I always take DEET with me when I go into the woods. It's one of the items in my pack that's with me wherever I go. I use it when gnats and biting bugs are getting on my nerves. Since I wasn't being bitten by such critters, I didn't use the stuff.
However, everyone else decided to use DEET when some nagging (but not biting) flies began bothering us, and after I found a tick on each of my legs.
"DEET doesn't do any good for ticks," I told everyone. Hey. I'd read it on the Internet. It must be so. To my credit, I'd also read something similar in print, so I felt I was standing on something like solid information. To their credit, everyone else figured I was full of shit and used the DEET.
By the end of the hike, I'd pulled no less than eight ticks off of my body. Everywhere from my knee to my right butt cheek.
All of the folk who used DEET on the hike made it out of the woods without a single tick.
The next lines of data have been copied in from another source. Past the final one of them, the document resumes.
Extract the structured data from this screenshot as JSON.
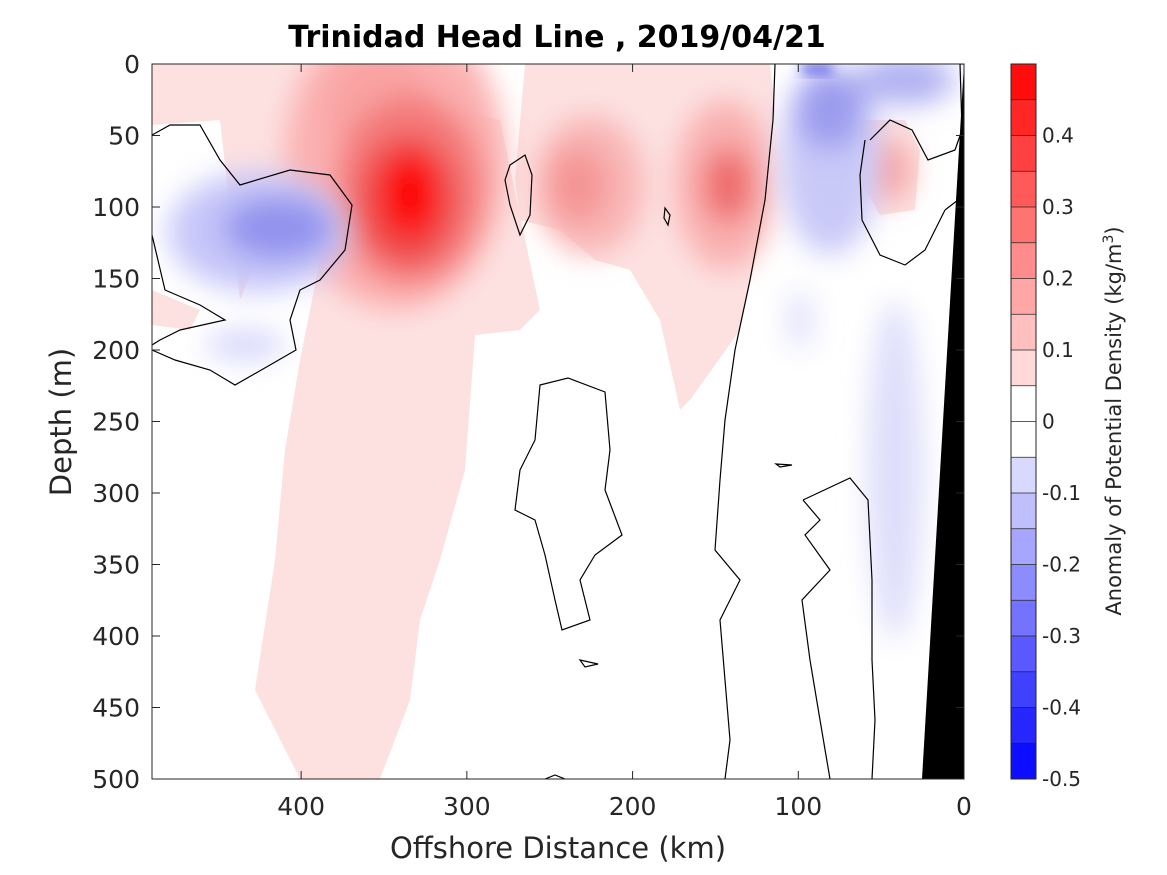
{
  "chart_data": {
    "type": "heatmap",
    "title": "Trinidad Head Line , 2019/04/21",
    "xlabel": "Offshore Distance (km)",
    "ylabel": "Depth (m)",
    "xlim": [
      490,
      0
    ],
    "ylim": [
      500,
      0
    ],
    "x_reversed": true,
    "y_reversed": true,
    "xticks": [
      "400",
      "300",
      "200",
      "100",
      "0"
    ],
    "yticks": [
      "0",
      "50",
      "100",
      "150",
      "200",
      "250",
      "300",
      "350",
      "400",
      "450",
      "500"
    ],
    "colorbar": {
      "label": "Anomaly of Potential Density (kg/m",
      "label_superscript": "3",
      "label_suffix": ")",
      "range": [
        -0.5,
        0.5
      ],
      "step": 0.05,
      "ticks": [
        "0.4",
        "0.3",
        "0.2",
        "0.1",
        "0",
        "-0.1",
        "-0.2",
        "-0.3",
        "-0.4",
        "-0.5"
      ],
      "colormap": "blue-white-red"
    },
    "features": [
      {
        "name": "strong dense core",
        "x": 335,
        "depth": 100,
        "value": 0.45
      },
      {
        "name": "offshore light eddy",
        "x": 420,
        "depth": 110,
        "value": -0.2
      },
      {
        "name": "mid-section dense patch",
        "x": 235,
        "depth": 85,
        "value": 0.2
      },
      {
        "name": "dense patch",
        "x": 140,
        "depth": 85,
        "value": 0.28
      },
      {
        "name": "nearshore light water",
        "x": 90,
        "depth": 40,
        "value": -0.2
      },
      {
        "name": "nearshore dense patch",
        "x": 45,
        "depth": 80,
        "value": 0.15
      }
    ],
    "bathymetry_color": "#000000"
  }
}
I, the lone hiker who failed to use DEET, was food for the little bloodsucking assholes. I learnt my lesson.
Afterwards, I read the fine print on what people were saying about the DEET. In a nutshell, what they (and even the companies that produce the stuff) say is that DEET doesn't "kill" ticks. However, it does a decent job of "repelling" them. Fuck me for a moron.
One thing that had me unconcerned as we tackled this peak is that, in all of my 30+ years of hiking in the southern Applachians, I had only ever gotten one single tick on me, and that was on Pinnacle Mountain in South Carolina. Before that, none. Before Buckeye Knob, one. The day of Buckeye Knob, eight.
You'll pardon me if I conclude that global warming has been an influence on this. Scientists have been telling us for some time to expect the spread and increase of certain vermin into places where they had never (or sparsely) lived. Seems like the real deal to me.